Den Konservativen ist es sehr gut gelungen, die „Liberalen“ als außerhalb der Mitte der amerikanischen Gesellschaft stehend hinzustellen, sei es als ethnische Minoritäten, die eine gesonderte Behandlung wünschen, Immigranten mit seltsamen Sitten, Schwule und Lesben, Pornographieabhängige, arbeitslose Sozialleistungsbezieher, Drogenabhängige, zornige Feministinnen, feige Friedensfreunde, ausgebrannte Ex-Hippies oder Elfenbeinturmprofessoren. In einem solchen vergifteten Klima mag es nicht sonderlich wundern, daß der Begriff „liberal“ ein sehr negativ konnotiertes Attribut geworden ist. Jedoch gilt es anzumerken, daß (Links-)Liberale und andere progressive Kräfte häufig passiv und feige auf solche Angriffe reagiert haben. Für viele Leute waren die Präsidentschaftswahlen von 1988 diesbezüglich ein Wendepunkt, als George Herbert Walker Bush den Demokratischen Kandidaten einen „tax and spend Massachusetts liberal“ nannte, d.h. ihn als den absolut verachtenswertesten Typus von Liberalen beschimpfte!
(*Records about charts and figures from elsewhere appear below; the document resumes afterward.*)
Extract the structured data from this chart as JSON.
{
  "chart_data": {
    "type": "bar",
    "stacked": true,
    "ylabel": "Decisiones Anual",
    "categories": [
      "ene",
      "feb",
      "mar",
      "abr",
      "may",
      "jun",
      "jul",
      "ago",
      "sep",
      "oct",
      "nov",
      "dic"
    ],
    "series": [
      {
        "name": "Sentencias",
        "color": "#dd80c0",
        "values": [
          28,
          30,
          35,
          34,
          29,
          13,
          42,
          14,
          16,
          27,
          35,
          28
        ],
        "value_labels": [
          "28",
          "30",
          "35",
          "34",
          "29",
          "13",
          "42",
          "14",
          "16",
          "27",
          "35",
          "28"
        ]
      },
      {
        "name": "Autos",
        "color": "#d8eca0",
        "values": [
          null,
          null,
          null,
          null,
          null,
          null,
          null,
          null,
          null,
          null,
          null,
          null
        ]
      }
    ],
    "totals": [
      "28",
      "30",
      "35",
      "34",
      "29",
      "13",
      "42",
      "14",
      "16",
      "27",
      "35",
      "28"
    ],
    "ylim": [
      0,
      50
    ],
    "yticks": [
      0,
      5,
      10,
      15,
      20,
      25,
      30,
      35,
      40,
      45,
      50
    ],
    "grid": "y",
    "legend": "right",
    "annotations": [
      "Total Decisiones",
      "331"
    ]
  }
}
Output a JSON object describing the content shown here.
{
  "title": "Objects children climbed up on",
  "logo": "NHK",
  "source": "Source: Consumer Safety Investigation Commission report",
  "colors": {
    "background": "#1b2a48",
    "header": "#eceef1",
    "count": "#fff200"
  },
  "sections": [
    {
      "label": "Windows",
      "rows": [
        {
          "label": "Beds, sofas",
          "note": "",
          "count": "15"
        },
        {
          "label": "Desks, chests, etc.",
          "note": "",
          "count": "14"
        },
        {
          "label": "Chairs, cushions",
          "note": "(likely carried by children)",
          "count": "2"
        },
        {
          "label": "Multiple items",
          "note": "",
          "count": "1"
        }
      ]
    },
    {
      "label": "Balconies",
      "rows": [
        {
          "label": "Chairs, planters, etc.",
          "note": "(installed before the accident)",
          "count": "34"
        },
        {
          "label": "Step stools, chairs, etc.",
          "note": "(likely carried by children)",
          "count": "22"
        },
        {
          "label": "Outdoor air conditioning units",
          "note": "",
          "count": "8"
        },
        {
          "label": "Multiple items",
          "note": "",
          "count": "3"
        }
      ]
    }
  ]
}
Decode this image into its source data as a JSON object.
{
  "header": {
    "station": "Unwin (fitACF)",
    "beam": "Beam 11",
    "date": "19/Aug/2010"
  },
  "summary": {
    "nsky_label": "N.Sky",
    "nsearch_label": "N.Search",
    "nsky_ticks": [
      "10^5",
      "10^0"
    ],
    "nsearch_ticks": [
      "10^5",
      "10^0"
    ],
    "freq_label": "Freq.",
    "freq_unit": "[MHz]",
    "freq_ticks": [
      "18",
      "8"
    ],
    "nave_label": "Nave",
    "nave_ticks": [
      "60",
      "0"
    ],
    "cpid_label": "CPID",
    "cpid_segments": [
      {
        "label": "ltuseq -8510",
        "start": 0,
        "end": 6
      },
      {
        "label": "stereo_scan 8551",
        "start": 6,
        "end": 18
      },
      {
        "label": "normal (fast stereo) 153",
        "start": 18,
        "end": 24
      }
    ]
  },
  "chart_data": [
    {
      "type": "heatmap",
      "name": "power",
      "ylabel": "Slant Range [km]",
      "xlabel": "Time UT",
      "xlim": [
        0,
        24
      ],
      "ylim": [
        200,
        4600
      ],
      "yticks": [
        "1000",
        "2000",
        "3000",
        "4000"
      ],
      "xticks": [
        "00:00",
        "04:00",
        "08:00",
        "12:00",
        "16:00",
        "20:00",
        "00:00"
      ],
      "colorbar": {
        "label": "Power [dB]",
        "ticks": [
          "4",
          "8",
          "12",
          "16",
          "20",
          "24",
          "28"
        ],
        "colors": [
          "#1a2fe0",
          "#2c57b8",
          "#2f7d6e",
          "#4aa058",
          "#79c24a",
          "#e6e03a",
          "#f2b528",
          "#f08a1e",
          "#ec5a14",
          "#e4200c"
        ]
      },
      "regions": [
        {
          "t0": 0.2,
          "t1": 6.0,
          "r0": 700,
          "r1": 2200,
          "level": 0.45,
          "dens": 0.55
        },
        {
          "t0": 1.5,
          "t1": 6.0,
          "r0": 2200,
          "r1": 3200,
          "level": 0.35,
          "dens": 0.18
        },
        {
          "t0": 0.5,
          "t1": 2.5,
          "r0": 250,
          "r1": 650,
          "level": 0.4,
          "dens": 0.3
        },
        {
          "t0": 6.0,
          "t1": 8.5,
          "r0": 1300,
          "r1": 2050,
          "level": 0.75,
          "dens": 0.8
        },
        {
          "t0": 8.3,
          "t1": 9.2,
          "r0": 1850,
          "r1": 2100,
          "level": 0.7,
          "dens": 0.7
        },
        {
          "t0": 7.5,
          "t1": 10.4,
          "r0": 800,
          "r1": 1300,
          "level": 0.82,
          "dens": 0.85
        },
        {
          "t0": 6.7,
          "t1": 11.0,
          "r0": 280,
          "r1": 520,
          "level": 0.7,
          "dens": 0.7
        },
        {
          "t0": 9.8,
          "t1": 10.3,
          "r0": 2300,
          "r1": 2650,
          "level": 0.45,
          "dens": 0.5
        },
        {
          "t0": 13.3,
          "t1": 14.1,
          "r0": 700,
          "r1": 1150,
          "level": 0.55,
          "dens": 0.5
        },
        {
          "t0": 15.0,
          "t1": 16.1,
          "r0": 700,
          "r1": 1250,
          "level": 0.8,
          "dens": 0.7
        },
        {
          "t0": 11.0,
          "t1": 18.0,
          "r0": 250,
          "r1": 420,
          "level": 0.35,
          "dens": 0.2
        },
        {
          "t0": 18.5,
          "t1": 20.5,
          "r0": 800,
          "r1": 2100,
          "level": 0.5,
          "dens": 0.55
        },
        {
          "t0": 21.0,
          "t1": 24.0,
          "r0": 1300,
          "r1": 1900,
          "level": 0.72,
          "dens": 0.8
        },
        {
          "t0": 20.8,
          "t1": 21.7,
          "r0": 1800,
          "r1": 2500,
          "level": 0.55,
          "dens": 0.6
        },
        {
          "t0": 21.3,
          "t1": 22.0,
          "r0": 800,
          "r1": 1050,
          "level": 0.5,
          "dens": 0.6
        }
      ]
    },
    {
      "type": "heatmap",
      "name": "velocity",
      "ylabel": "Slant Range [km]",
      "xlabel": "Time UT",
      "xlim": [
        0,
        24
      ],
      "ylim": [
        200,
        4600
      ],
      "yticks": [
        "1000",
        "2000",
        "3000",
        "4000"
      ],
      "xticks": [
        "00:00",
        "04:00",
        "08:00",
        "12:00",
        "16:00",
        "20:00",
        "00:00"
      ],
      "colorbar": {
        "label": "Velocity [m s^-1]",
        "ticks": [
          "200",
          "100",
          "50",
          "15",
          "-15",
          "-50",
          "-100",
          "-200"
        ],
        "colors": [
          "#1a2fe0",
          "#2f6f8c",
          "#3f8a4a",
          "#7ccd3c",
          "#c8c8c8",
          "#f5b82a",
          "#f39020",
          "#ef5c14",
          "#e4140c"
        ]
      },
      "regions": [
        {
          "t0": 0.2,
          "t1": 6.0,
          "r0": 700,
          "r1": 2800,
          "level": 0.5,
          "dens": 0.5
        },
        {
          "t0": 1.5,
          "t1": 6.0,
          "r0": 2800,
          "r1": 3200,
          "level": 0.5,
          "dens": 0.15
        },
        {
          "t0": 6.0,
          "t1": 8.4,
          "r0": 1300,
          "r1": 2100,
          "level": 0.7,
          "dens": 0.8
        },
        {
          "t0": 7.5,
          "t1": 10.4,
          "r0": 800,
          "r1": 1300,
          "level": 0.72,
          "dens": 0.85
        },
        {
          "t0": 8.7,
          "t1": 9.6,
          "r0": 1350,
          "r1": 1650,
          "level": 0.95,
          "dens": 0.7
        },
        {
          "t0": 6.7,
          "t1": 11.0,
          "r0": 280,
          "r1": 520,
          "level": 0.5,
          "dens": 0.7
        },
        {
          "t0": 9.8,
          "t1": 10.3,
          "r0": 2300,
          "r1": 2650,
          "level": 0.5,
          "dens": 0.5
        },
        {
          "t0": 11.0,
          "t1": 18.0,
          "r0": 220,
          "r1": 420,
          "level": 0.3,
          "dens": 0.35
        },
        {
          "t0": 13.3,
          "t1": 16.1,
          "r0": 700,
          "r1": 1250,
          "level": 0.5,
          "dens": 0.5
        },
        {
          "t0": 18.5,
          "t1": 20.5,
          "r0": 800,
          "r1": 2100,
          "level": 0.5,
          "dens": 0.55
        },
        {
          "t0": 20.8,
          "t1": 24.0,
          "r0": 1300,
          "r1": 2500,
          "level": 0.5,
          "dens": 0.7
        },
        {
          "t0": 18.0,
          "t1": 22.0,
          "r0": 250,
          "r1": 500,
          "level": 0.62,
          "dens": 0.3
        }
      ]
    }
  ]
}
Hier, im Rahmen einer vom nationalen Fernsehen live übertragenen Debatte, vermasselte Dukakis eine ausgezeichnete Chance, indem er antwortete, daß es bei den Wahlen „nicht um Ideologie, sondern um Kompetenz“ ging. Anstatt die Situation zu nutzen und eine (links-)liberale Vision zu präsentieren, von der sich die Mehrheit der amerikanischen Bevölkerung hätte angesprochen fühlen können, leugnete Dukakis, ein Liberaler zu sein. Dem einfachen Amerikaner war dies eine starke Botschaft. Sie lautete: Wenn es sogar einem „Massachusetts Liberal“ wie er im Buche steht, der gleichzeitig noch der Standartenträger der Demokratischen Partei ist, peinlich ist zuzugeben, daß er ein Liberaler ist, dann muß schon eine Menge falsch daran sein, ein Liberaler zu sein.
Optionen der Linken
Du sprachst vorhin von Howard Dean, der in seinen Reden und Auftritten zu den Ausscheidungskämpfen um die Präsidentschaftskandidatur der Demokraten lange Zeit als der aussichtsreichste Kandidat erschien und tatsächlich eine Linkswende andeutete, zum einen, indem er durch seinen innovativen Internetwahlkampf auch eine Unmenge an Erstwählern oder jugendlichen Nichtwählern für seine Politik begeistern konnte, und zum anderen, da er durch seine Themenvorgaben eine Diskursverschiebung hin zur sozialen Frage denkbar werden ließ. So sprach er leidenschaftlich davon, daß es dieses Mal nicht um „God, Guns’n’Gays“ gehen würde, sondern um „Jobs, Education, and Health Care“. Ohne ihn wäre Kerrys zwischenzeitliches Umschwenken zu einem aggressiveren Ton gegenüber Bush und seine Zuwendung zu den Dean-Themen wohl nicht vorstellbar gewesen. Deshalb würde ich Dir gerne ein paar grundsätzliche Fragen bezüglich einer linken Strategie für die Vereinigten Staaten stellen, d.h. wie es Deiner Meinung nach gelingen kann, die amerikanischen subalternen Klassen wieder zum politischen Handeln zu bewegen. Aus vielerlei Gründen ist es den subalternen Klassen in den Vereinigten Staaten nie wirklich gelungen, einen politischen Arm zu entwickeln. Die amerikanische Linke hat deshalb immer vor der grundsätzlichen Entscheidung gestanden, sich entweder ihren Weg durch die Demokratische Partei zu bahnen und zu versuchen, diese mit dem notwendigen gesellschaftlichen Druck nach links zu verschieben, oder alternativ dazu eine dritte Partei zu gründen, wobei das grundsätzliche Problem der letzteren Fraktion darin besteht, daß man sich zum einen angesichts des amerikanischen Mehrheitswahlrechts über die vergleichsweise geringen Erfolgsaussichten eines solchen Unternehmens bewußt sein muß und man sich zum anderen auch zu vergegenwärtigen hat, daß die Konkurrenz mit der Demokratischen Partei zwangsläufig zunächst zu einer langjährigen Republikanerherrschaft führen würde. Zu welcher der beiden strategischen Überlegungen tendierst Du?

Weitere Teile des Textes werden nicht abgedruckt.